SEPLJan 14, 2013

On Formal Reasoning on the Semantics of PLC using Coq

arXiv:1301.3047v116 citations
Originality Incremental advance
AI Analysis

This work addresses the need for rigorous verification of industrial automation systems, though it appears incremental as it builds on existing formal methods applied to a specific domain.

The authors developed a formal framework using Coq to define and prove the semantics of multiple PLC programming languages from the IEC 61131-3 standard, including SFC, IL, LD, and FBD, and demonstrated its application by verifying safety properties in a project demonstrator.

Programmable Logic Controllers (PLC) and its programming standard IEC 61131-3 are widely used in embedded systems for the industrial automation domain. We propose a framework for the formal treatment of PLC based on the IEC 61131-3 standard. A PLC system description typically combines code written in different languages that are defined in IEC 61131-3. For the top-level specification we regard the Sequential Function Charts (SFC) language, a graphical high-level language that allows to describe the main control-flow of the system.
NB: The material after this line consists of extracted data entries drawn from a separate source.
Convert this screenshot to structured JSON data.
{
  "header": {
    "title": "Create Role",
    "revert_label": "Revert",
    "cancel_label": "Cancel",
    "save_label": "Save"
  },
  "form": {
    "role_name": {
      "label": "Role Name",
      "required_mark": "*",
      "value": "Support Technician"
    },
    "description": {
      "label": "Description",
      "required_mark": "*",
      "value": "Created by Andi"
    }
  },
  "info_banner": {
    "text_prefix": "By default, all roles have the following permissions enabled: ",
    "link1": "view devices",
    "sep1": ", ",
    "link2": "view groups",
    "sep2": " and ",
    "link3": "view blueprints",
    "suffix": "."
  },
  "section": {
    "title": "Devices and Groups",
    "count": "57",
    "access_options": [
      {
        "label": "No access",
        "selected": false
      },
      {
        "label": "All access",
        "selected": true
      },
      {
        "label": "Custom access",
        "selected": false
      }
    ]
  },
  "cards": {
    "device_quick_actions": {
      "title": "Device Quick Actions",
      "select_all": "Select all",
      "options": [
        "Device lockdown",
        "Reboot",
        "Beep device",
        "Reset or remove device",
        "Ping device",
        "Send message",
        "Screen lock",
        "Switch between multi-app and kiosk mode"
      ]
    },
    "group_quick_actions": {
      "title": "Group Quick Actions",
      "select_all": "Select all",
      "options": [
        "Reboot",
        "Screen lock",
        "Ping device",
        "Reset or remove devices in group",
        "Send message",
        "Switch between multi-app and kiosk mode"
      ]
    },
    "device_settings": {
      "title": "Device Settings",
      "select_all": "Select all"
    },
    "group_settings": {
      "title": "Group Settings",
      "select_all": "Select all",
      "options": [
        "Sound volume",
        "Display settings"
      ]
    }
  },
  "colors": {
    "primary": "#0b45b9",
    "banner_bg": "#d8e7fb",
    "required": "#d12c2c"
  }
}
In addition to this, we describe the Instruction List (IL) language -- an assembly like language -- and two other graphical languages: Ladder Diagrams (LD) and Function Block Diagrams (FBD). IL, LD, and FBD are used to describe more low level structures of a PLC. We formalize the semantics of these languages and describe and prove relations between them. Formalization and associated proofs are carried out using the proof assistant Coq. In addition to this, we present work on a tool for automatically generating SFC representations from a graphical description -- the IL and LD languages can be handled in Coq directly -- and its usage for verification purposes. We sketch possible usages of our formal framework, and present an example application for a PLC in a project demonstrator and prove safety properties.